Speaker
Description
Deep Neural Networks are increasingly deployed at safety-critical operations. In order to enable this technology for harsh environments that contain high levels of radiation, fault analysis and mitigation is required. In this study, we present a model-based fault injection campaign to analyze the impact of multiple Single-Event Upsets (SEUs) in Deep Neural Networks (DNNs). Furthermore, we propose a Fault-aware Training (FAT) methodology to increase the reliability of DNNs without any modification to the hardware. Experimental results show that the FAT methodology improves the fault tolerance up to a factor of 20.
Summary (500 words)
Over the past decade, DNNs have made remarkable advancements in terms of performance. However, their reliability remains a concern for safety-critical operations, especially when deployed in environments that contain high levels of radiation. In these harsh environments, DNNs are susceptible to SEUs, which can lead to bit flips causing numerical errors or even a system crash.
One approach to mitigate SEUs is Radiation Hardening by Design (RHBD). However, as this implies adding redundancy to the hardware, it comes with significant overhead in terms of energy consumption, surface area and latency. Moreover, for challenging environments with a high SEU rate, this approach alone would be highly inefficient. DNNs are inherently redundant, such that an upset may not necessarily lead to a different outcome. Therefore, in this work it is investigated to which extent the necessary overhead in hardware can be reduced by leveraging the DNN’s inherent tolerance to faults. In contrast to existing literature, our work focusses on multiple SEUs per inference, targeting the most challenging environments such as particle accelerators and deep-space missions.
This paper makes two key contributions. Firstly, it offers a comprehensive analysis of the fault tolerance of various parts within the DNN. Secondly, it introduces a FAT methodology to increase the fault tolerance of these DNNs.
To achieve these objectives, we designed a model-based and hardware-agnostic fault injection tool, built around the PyTorch framework. A fault injection campaign was conducted on two quantized DNNs including a shallow convolutional neural network (denoted as CCDF) trained on MNIST and a MobileNetV2 model trained on the CIFAR10 dataset. To facilitate our analysis, we separated the quantized DNN-layers into five different modules, including the input, weight and output, which are 8-bit integers and the bias and accumulator, which are 32-bit integers. Notably, we observed a clear correlation between accuracy and the number of injected faults during the model inference. While allowing a reduction of maximum one percent compared to the fault-free accuracy, the CCDF model can tolerate 25 faults, while the MobileNetV2 model can tolerate 50 faults. We also observed that the bias and accumulator are significantly more sensitive than the other parts of the model, which was concluded to be related to the higher dynamic range.

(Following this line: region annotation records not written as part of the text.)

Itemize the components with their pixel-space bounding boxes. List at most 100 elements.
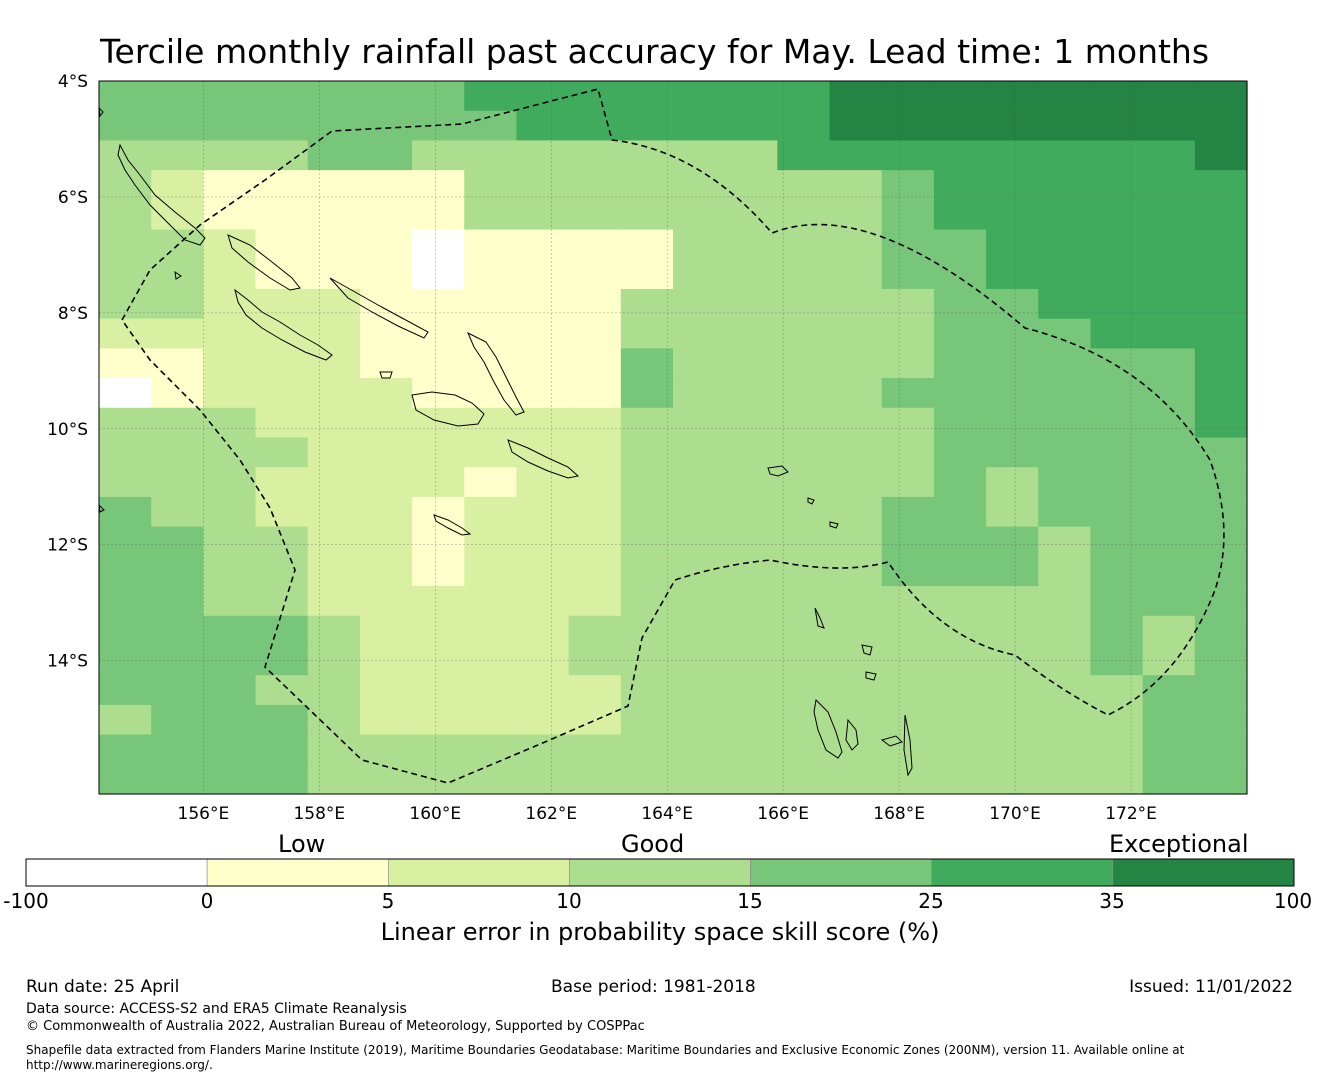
skill-cell bbox=[568, 318, 622, 349]
skill-cell bbox=[933, 288, 987, 320]
data-source: Data source: ACCESS-S2 and ERA5 Climate … bbox=[26, 1001, 407, 1017]
skill-cell bbox=[203, 229, 257, 260]
skill-cell bbox=[829, 110, 883, 142]
skill-cell bbox=[1142, 615, 1196, 647]
skill-cell bbox=[99, 288, 152, 320]
skill-cell bbox=[1038, 199, 1092, 231]
skill-cell bbox=[777, 437, 831, 468]
skill-cell bbox=[412, 526, 465, 557]
colorbar-tick: 25 bbox=[918, 889, 944, 913]
skill-cell bbox=[620, 437, 674, 468]
skill-cell bbox=[255, 734, 309, 765]
longitude-labels: 156°E 158°E 160°E 162°E 164°E 166°E 168°E 170°E… bbox=[178, 804, 1157, 824]
skill-cell bbox=[1194, 764, 1248, 795]
skill-cell bbox=[255, 378, 309, 409]
skill-cell bbox=[725, 675, 778, 706]
skill-cell bbox=[1142, 526, 1196, 557]
skill-cell bbox=[620, 586, 674, 617]
colorbar-label: Linear error in probability space skill … bbox=[380, 918, 940, 946]
skill-cell bbox=[881, 437, 935, 468]
colorbar-word-exceptional: Exceptional bbox=[1109, 830, 1249, 858]
skill-cell bbox=[151, 318, 204, 349]
skill-cell bbox=[673, 170, 726, 201]
skill-cell bbox=[725, 615, 778, 647]
skill-cell bbox=[829, 170, 883, 201]
skill-cell bbox=[1038, 704, 1092, 736]
skill-cell bbox=[725, 407, 778, 439]
skill-cell bbox=[568, 407, 622, 439]
skill-cell bbox=[151, 140, 204, 171]
skill-cell bbox=[1142, 467, 1196, 498]
skill-cell bbox=[1090, 288, 1144, 320]
skill-cell bbox=[986, 259, 1039, 290]
skill-cell bbox=[673, 81, 726, 112]
skill-cell bbox=[516, 496, 570, 528]
island-shortland bbox=[174, 270, 182, 280]
skill-cell bbox=[307, 140, 361, 171]
skill-cell bbox=[933, 556, 987, 587]
skill-cell bbox=[829, 378, 883, 409]
skill-cell bbox=[203, 437, 257, 468]
skill-cell bbox=[986, 496, 1039, 528]
skill-cell bbox=[151, 704, 204, 736]
skill-cell bbox=[1038, 496, 1092, 528]
skill-cell bbox=[1090, 199, 1144, 231]
skill-cell bbox=[203, 259, 257, 290]
skill-cell bbox=[620, 467, 674, 498]
skill-cell bbox=[568, 586, 622, 617]
skill-cell bbox=[516, 556, 570, 587]
skill-cell bbox=[99, 318, 152, 349]
colorbar-segment bbox=[387, 858, 570, 887]
skill-cell bbox=[881, 81, 935, 112]
skill-cell bbox=[464, 288, 518, 320]
island-new-georgia bbox=[234, 288, 333, 361]
skill-cell bbox=[1194, 288, 1248, 320]
longitude-tick-label: 160°E bbox=[409, 804, 461, 824]
skill-cell bbox=[464, 675, 518, 706]
skill-cell bbox=[412, 734, 465, 765]
copyright: © Commonwealth of Australia 2022, Austra… bbox=[26, 1019, 645, 1034]
skill-cell bbox=[881, 140, 935, 171]
skill-cell bbox=[777, 407, 831, 439]
skill-cell bbox=[725, 318, 778, 349]
skill-cell bbox=[1142, 704, 1196, 736]
skill-cell bbox=[255, 526, 309, 557]
longitude-tick-label: 170°E bbox=[989, 804, 1041, 824]
skill-cell bbox=[1142, 81, 1196, 112]
skill-cell bbox=[359, 556, 413, 587]
skill-cell bbox=[829, 140, 883, 171]
skill-cell bbox=[412, 675, 465, 706]
skill-cell bbox=[1194, 734, 1248, 765]
skill-cell bbox=[933, 110, 987, 142]
skill-cell bbox=[829, 526, 883, 557]
island-treasury bbox=[379, 371, 393, 379]
skill-cell bbox=[725, 170, 778, 201]
skill-cell bbox=[725, 81, 778, 112]
skill-cell bbox=[412, 348, 465, 379]
skill-cell bbox=[203, 734, 257, 765]
skill-cell bbox=[777, 110, 831, 142]
skill-cell bbox=[1090, 81, 1144, 112]
skill-cell bbox=[777, 81, 831, 112]
skill-cell bbox=[620, 259, 674, 290]
skill-cell bbox=[412, 259, 465, 290]
skill-cell bbox=[1090, 437, 1144, 468]
skill-cell bbox=[516, 437, 570, 468]
skill-cell bbox=[1090, 556, 1144, 587]
skill-cell bbox=[1194, 704, 1248, 736]
map-frame bbox=[98, 80, 1248, 795]
skill-cell bbox=[829, 348, 883, 379]
skill-cell bbox=[1090, 407, 1144, 439]
skill-cell bbox=[1090, 110, 1144, 142]
skill-cell bbox=[673, 229, 726, 260]
skill-cell bbox=[673, 556, 726, 587]
skill-cell bbox=[986, 734, 1039, 765]
skill-cell bbox=[829, 764, 883, 795]
skill-cell bbox=[151, 110, 204, 142]
skill-cell bbox=[777, 675, 831, 706]
skill-cell bbox=[255, 496, 309, 528]
skill-cell bbox=[99, 526, 152, 557]
skill-cell bbox=[1142, 318, 1196, 349]
skill-cell bbox=[725, 259, 778, 290]
island-tikopia bbox=[829, 521, 839, 529]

In our second contribution, we proposed a FAT mitigation technique, where we utilize our fault-injection tool to inject bit-faults during the training phase of the DNNs. After repeating the same analysis, we observed that the CCDF model, trained using FAT, can withstand up to five times more faults than the original model, while allowing an accuracy drop of one percent compared to the fault-free model. The FAT MobileNetV2 model, on the other hand, can withstand up to 20 times more faults, using the same configuration.
These findings indicate that DNNs can be designed to tolerate a significant number of faults.